Why the lifetime allowance will not be abolished

NOTE: This post is more than 12 months old, and the information contained within may no longer be accurate.

This article was written as a response to “Why the pensions’ lifetime allowance should be abolished” by Peter Magliocco

Alistair Cunningham on why the LTA won't be scrappedI agree with Peter that the lifetime allowance has long since had its day, and with heavy restrictions on pension inputs it seems unfair to penalise investors for the good performance of their funds. However, I cannot see there is any political will in the current Government to make changes to legislation that has been established (albeit heavily tinkered with) for nigh on a decade.

The proposed lifetime allowance of £1 million gives a relatively modest benefit of around £25,000-£30,000 per annum to an individual who wants to buy a guaranteed, index-linked pension with spouse’s provision. At the same time there is still the prevalent perception that an individual with £1 million of pension fund is somehow a “fat cat”. A net income of around £1,850 per month doesn’t seem overly generous to me!

Ros Altmann, the new Pensions Minister, does not sit in the House of Commons and therefore will be excluded from many important debates on pensions over the course of the next five years. In addition to this, it is my view that Government will be heavily involved with the EU Referendum, the potential Scottish devolution, and laying down legislation that supports other policies made in the Conservative manifesto.

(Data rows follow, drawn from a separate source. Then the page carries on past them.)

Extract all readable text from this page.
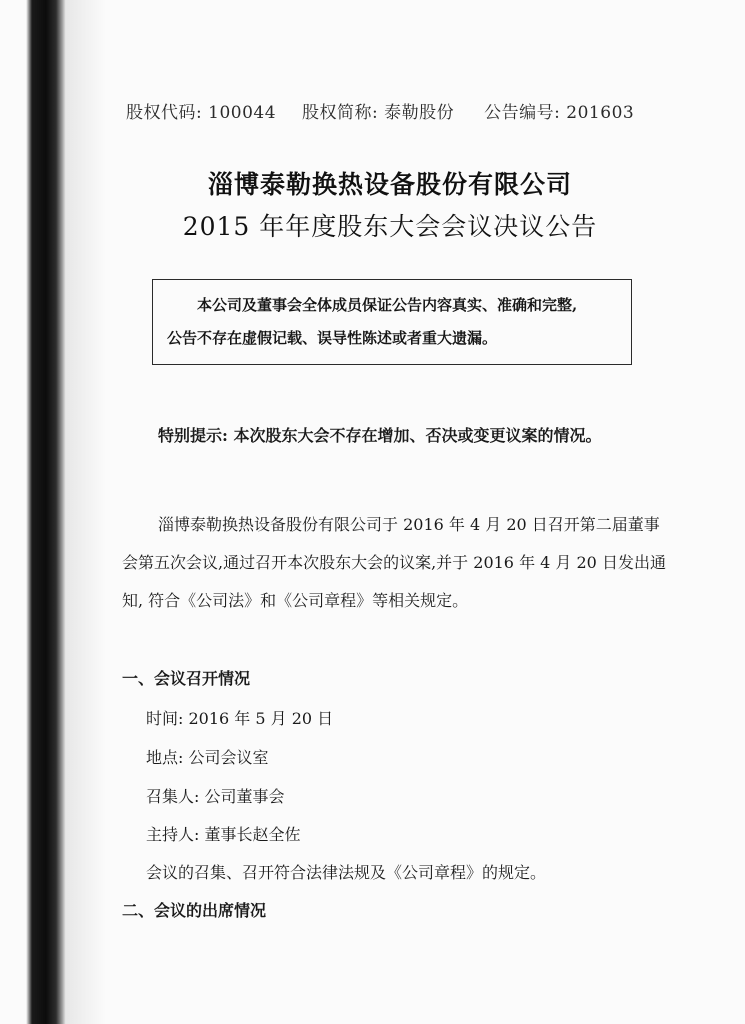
股权代码: 100044 股权简称: 泰勒股份 公告编号: 201603
淄博泰勒换热设备股份有限公司
2015 年年度股东大会会议决议公告
本公司及董事会全体成员保证公告内容真实、准确和完整,
公告不存在虚假记载、误导性陈述或者重大遗漏。
特别提示: 本次股东大会不存在增加、否决或变更议案的情况。
淄博泰勒换热设备股份有限公司于 2016 年 4 月 20 日召开第二届董事会第五次会议,通过召开本次股东大会的议案,并于 2016 年 4 月 20 日发出通知, 符合《公司法》和《公司章程》等相关规定。
一、会议召开情况
时间: 2016 年 5 月 20 日
地点: 公司会议室
召集人: 公司董事会
主持人: 董事长赵全佐
会议的召集、召开符合法律法规及《公司章程》的规定。
二、会议的出席情况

It is noteworthy that Steve Webb, the last Pensions Minister was vocal over his lack of support for a reducing lifetime allowance, and it may well be that the Conservatives expected to govern in a Liberal coalition; with no Liberal involvement the Conservatives seemingly must plough ahead with their manifesto nevertheless.

It is easy for us who are concerned with long term, tax efficient, financial planning to see the pension as the focus of good retirement provision, and whilst I strongly believe this should be the case, I also believe we should work with the framework we are forced upon us. I would welcome the abolition of the lifetime allowance but I can’t see any increase to the lifetime allowance coming soon, and certainly not in the next five years.